Lianhua's heart skipped. "So it's true."
"I was one of theirs," he said. "An informant stationed near Qi's western routes. But I left that post the night I helped her escape. That choice didn't come without cost."
"You saved her," she said flatly, "and then disappeared."
"I had to. If I stayed, I would've endangered everything she was trying to do. But now…" He looked around. "Now her name is surfacing in places it shouldn't be. Xia. Qi. The Consortium. She's being used."
Lianhua narrowed her eyes. "You think Duan Rulan used her?"
"I think Duan Rulan built something bigger than either of us realized. Something meant to spark from Qilin Port."
"She's missing. Gone."
"That's not an accident. She's preparing something. And if Ziyan continues down this path without knowing the full stakes, she'll be crushed by it."
Lianhua crossed her arms, her sharp gaze unwavering. "You speak like you know exactly what Rulan was planning."
"I don't know all of it. But I know enough. The Consortium took orders from someone with ties to both Xia and Qi. That kind of coordination only ends in blood."
He paused, his voice low. "Rulan built a fuse. And Ziyan is standing at the edge of the spark."
Lianhua studied him. Every instinct told her not to trust this man. But something in his voice—something in the way he spoke Ziyan's name—carried a weight she couldn't ignore.
"You came here at risk to yourself," she said. "Why?"
"Because I owe her. And because she doesn't yet know the cost of what she's carrying."
Footsteps echoed in the courtyard.
Feiyan's voice: "We're back!"
The door slid open. Shuye entered, Li Qiang behind him. All three halted when they saw the stranger.

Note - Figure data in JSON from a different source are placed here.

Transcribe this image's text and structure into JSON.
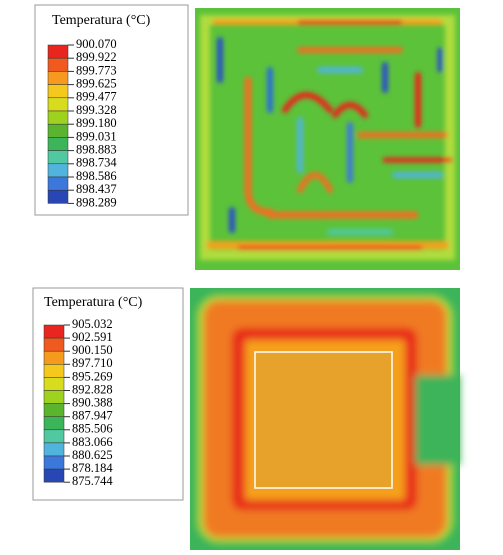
{
  "panels": [
    {
      "legend": {
        "title": "Temperatura (°C)",
        "labels": [
          "900.070",
          "899.922",
          "899.773",
          "899.625",
          "899.477",
          "899.328",
          "899.180",
          "899.031",
          "898.883",
          "898.734",
          "898.586",
          "898.437",
          "898.289"
        ]
      }
    },
    {
      "legend": {
        "title": "Temperatura (°C)",
        "labels": [
          "905.032",
          "902.591",
          "900.150",
          "897.710",
          "895.269",
          "892.828",
          "890.388",
          "887.947",
          "885.506",
          "883.066",
          "880.625",
          "878.184",
          "875.744"
        ]
      }
    }
  ]
}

Feiyan's eyes went wide. "You…"
The man nodded once. "I left for a reason."
"You could've said goodbye."
"I couldn't."
Shuye tensed. "Why now?"
Before he could reply, a thunderous knock rattled the gate.
"Open! In the name of the Emperor!"
Lianhua froze.
Ziyan wasn't back yet.
Six guards filed in, bronze armor gleaming. At their front, a prefect in black ceremonial robes, bearing the crimson crane of internal affairs. He held a scroll in his gloved hand.
"Lady Lianhua," he declared, "you are hereby arrested for harboring a fugitive, and for suspected conspiracy with foreign agents."
Feiyan stepped forward, blade half-drawn. "This is utter nonsense—"
"Stand down," Lianhua ordered, voice low but sharp.
She turned—but the Xia agent was gone. Slipped out like smoke in wind.
Only the copper token remained on the table.
The guards moved in, binding her wrists not in chains, but red silk cords—the symbol of a high-born traitor.
The street outside was growing darker. Lanterns flickered to life. The magistrate's escort cart stood just beyond the gate.
As they led her toward it, she glanced back—once—at the teahouse door. No one followed. No one stopped them.
Until—
"Lianhua?!"
Ziyan's voice, rushing through the alley, desperate, almost breathless.
But the prefect stepped into her path.
Ziyan never saw her.
And Lianhua, heart heavy, let herself be taken.
If they've started with me, she thought, then the storm is already above her head.